Allowing us to drive much longer. Once self-driving cars are common and assuming our wider civilization doesn't collapse for a laundry list of reasons then insurance companies are going to make it prohibitively expensive for you to be able to take your car off self-driving mode. A self-driving car will follow every rule to the letter and it will refuse to speed. I do wonder if you will see higher speed limits though. Most speed limits are set intentionally low with the understanding that everyone is going to go 10 mph over. Hell I had to do a long drive today and it been a while since I did a really long one so I was driving slower than usual to be careful but found I was still 10 over while people were passing me on the freeway

Allowing us to drive much longer. Once self-driving cars are common and assuming our wider civilization doesn't collapse for a laundry list of reasons then insurance companies are going to make it prohibitively expensive for you to be able to take your car off self-driving mode.

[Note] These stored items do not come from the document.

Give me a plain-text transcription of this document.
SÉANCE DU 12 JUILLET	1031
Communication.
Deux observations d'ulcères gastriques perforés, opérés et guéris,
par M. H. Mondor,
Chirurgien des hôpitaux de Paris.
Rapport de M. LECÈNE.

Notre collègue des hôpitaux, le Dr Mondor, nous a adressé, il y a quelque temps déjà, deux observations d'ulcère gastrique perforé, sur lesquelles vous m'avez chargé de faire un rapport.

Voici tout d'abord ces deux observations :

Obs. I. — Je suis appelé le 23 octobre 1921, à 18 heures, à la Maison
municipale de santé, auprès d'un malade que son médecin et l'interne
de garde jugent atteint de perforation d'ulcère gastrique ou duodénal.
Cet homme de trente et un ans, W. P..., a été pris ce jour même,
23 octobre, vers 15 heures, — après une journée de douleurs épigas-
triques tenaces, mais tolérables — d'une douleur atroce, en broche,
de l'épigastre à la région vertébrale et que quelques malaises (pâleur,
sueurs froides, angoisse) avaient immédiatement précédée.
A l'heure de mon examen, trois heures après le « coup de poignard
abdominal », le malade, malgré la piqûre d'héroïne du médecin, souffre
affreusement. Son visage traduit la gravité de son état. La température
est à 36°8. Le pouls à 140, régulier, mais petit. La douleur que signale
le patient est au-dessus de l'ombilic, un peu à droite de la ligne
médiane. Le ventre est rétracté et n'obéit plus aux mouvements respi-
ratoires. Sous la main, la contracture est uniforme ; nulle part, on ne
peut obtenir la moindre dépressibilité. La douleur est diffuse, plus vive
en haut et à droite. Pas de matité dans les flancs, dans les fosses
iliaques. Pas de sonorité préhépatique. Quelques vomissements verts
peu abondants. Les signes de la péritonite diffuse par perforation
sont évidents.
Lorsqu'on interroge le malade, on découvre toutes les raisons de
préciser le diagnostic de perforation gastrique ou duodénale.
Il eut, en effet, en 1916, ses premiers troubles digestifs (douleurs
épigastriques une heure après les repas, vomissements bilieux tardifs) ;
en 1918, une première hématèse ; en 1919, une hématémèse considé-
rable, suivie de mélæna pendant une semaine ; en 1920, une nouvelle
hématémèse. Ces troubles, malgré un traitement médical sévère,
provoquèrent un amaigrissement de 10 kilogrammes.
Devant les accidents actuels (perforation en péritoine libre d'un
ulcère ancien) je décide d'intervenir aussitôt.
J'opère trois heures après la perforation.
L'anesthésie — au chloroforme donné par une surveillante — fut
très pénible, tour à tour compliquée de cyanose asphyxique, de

You'd have a point if this were a fantasy world, but in the real world, if you can't drive as well as glorified cruise control, you shouldn't have a license in the first place. These glorified cruise controls drive about as well as a teenager with a learners permit and ADHD at best. On a good day. And now that tech companies and car companies are all in on generative AI, you're seeing the peak capabilities, it's all downhill from here until gullible people (you included in this case) come back to their senses and realize that we don't live in Who Framed Roger Rabbit or an Asimov novel.

A self-driving car will follow every rule to the letter and it will refuse to speed.

Assuming it even knows what the speed limit is or what jurisdiction you're in. This is sometimes not as obvious as it seems. When you're in Oklahoma, for example, all 77 counties and every city and county can set it's own speed limits as long as they're not more lax than the jurisdiction above it. And if you're on tribal territory, then the tribes overrule state by national treaties with these sovereign nations. Oklahoma counties and towns also don't tend to sign speed limits outside of town, you're just supposed to know the law where you're driving in advance. I can make an educated guess but I also went to school for civil engineering and transportation planning, spent a couple years as a licensed highway traffic controller and have been trying to work this out for OpenStreetMap statewide for 15 years now.

I do wonder if you will see higher speed limits though. Most speed limits are set intentionally low with the understanding that everyone is going to go 10 mph over.

What? No. Most speed limits in the US above 60-65 MPH exceed what was intended for the road and are that high thanks to legislative interference overriding best engineering practices, which would include taking prevailing weather and terrain conditions, road design, sightlines, odds of sudden obstacle (animal, rocks, lost cargo, pedestrians, farm equipment, whatever, abruptly entering the roadway), how sturdy the infrastructure is and prevailing driver aptitude (in the US, this is universally low outside of commercial driving, but the OTR folks manage to show even among the pros, it's lower than it should be). Most paved roads were built in the mid-20th century around traffic that didn't move faster than 65 (70 in a few flyover places), with those speeds originally set by the long-debunked (but still used in backwards states) 85th Percentile Rule, where the speed of the 15th fastest car out of 100 rounded to the nearsest 5 MPH sets the speed limit. Oregon allows ambulances (but not police or fire equipment, oddly enough) to exceed the posted speed limits, but only by 10 MPH with lights and sirens on (not that this ever gets enforced), because ambulance drivers get specialized training to drive faster. When the Republican Party interfered by forcing a speed limit increase through, high traffic roads saw a significant increase in road construction (the roads wear out faster) and casualties.

Hell I had to do a long drive today and it been a while since I did a really long one so I was driving slower than usual to be careful but found I was still 10 over while people were passing me on the freeway

Poorly trained drivers never required to maintain their skills turn out to be bad judges of appropriate speed. This is also why the 85th Percentile Rule broke itself over time.